For peptide preparation, solid-phase peptide synthesis (SPPS) has many advantages over traditional solution-phase organic synthesis. With the exception of large-scale manufacturing of short sequences (i.e., less than 5 amino acid residues), SPPS is faster, more efficient, and more economical than solution-phase peptide synthesis. Some of the benefits of SPPS include:
- Excess reagents and products can be easily washed away.
- The use of excess reagents increase reaction rates and drive reactions to completion.
- Intermediates do not require isolation or characterization.
- Access to a wider range of solvents with low volatility and high polarity.
- Tethered peptide provides a ‘pseudo-dilute’ microenvironment which can inhibit intermolecular reactions making some modifications easier to accomplish.

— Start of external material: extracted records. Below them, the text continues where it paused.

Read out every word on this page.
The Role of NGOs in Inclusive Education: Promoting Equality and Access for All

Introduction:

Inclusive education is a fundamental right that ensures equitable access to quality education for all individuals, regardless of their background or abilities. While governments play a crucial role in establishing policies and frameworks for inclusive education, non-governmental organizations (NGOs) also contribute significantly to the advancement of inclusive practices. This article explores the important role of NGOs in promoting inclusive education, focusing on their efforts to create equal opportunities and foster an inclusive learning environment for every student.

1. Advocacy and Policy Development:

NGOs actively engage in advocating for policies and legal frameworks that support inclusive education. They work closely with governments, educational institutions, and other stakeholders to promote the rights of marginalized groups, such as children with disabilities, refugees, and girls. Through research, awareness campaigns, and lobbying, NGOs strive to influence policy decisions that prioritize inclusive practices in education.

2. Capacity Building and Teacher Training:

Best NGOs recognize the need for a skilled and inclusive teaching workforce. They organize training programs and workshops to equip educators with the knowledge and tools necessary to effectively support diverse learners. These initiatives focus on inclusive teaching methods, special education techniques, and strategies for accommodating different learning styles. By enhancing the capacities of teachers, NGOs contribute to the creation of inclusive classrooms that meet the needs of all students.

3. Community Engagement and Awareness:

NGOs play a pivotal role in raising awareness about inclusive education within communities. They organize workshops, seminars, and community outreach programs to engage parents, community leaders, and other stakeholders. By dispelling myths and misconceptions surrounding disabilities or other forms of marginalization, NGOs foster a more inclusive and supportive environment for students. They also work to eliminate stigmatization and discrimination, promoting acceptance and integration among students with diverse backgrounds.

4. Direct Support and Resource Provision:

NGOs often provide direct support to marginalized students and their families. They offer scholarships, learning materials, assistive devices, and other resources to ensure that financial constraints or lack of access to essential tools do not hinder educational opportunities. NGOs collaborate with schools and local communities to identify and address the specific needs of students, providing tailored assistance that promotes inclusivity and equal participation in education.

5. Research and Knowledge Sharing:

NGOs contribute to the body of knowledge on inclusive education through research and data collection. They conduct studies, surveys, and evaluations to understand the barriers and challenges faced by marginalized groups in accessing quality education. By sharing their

Solution-Phase Peptide Synthesis Scheme
SPPS is a more rapid and direct approach to peptide synthesis because intermediates are not isolated from the resin during the elongation phase. During this phase, the resin remains in a single reaction vessel throughout the synthesis until the peptide is cleaved from the resin and purified (see scheme below). Excess reagents and solvents can be easily washed away with iterative solvent washes. Highly polar solvents like N,N-dimethylformamide (DMF) and N-methylpyrolidone (NMP) can be utilized during the coupling and deprotection steps. The same solvents in a solution-phase approach are difficult to remove and the intermediates are problematic to isolate. While preactivation of the amino acids with coupling reagents is suitable in more volatile solvents like dichloromethane (DCM), the coupling steps are often more efficient with some amount of DMF or NMP present.
Solid-Phase Peptide Synthesis Scheme
SPPS process begins with the immobilization of an appropriately protected amino acid (Fmoc/Boc-AA-OH) to a linker-bound polystyrene-based resin. The linker determines the conditions in which the peptide is cleaved from the resin and the functionality of the C-terminus (typically an acid or amide). Elongation of the peptide is accomplished by deprotection of the main chain group (Fmoc or t-Boc) followed by the coupling of the next appropriately protected amino acid (e.g., Fmoc-Ala-OH, Fmoc-Arg(Pbf)-OH, etc.) Deprotection of the main-chain protection group is carried out with base (typically, piperidine-DMF or DBU) for FMOC groups and acid (TFA) for t-Boc groups. The coupling (i.e., amide bond formation) of amino acids is carried out by way of ‘coupling reagents’ that activate the carboxylic acid of the amino acid. Following elongation of the peptide to the desired length and constitution, the peptide is cleaved from the resin, purified by reverse-phase HPLC, and lyophilized to form a fluffy white powder.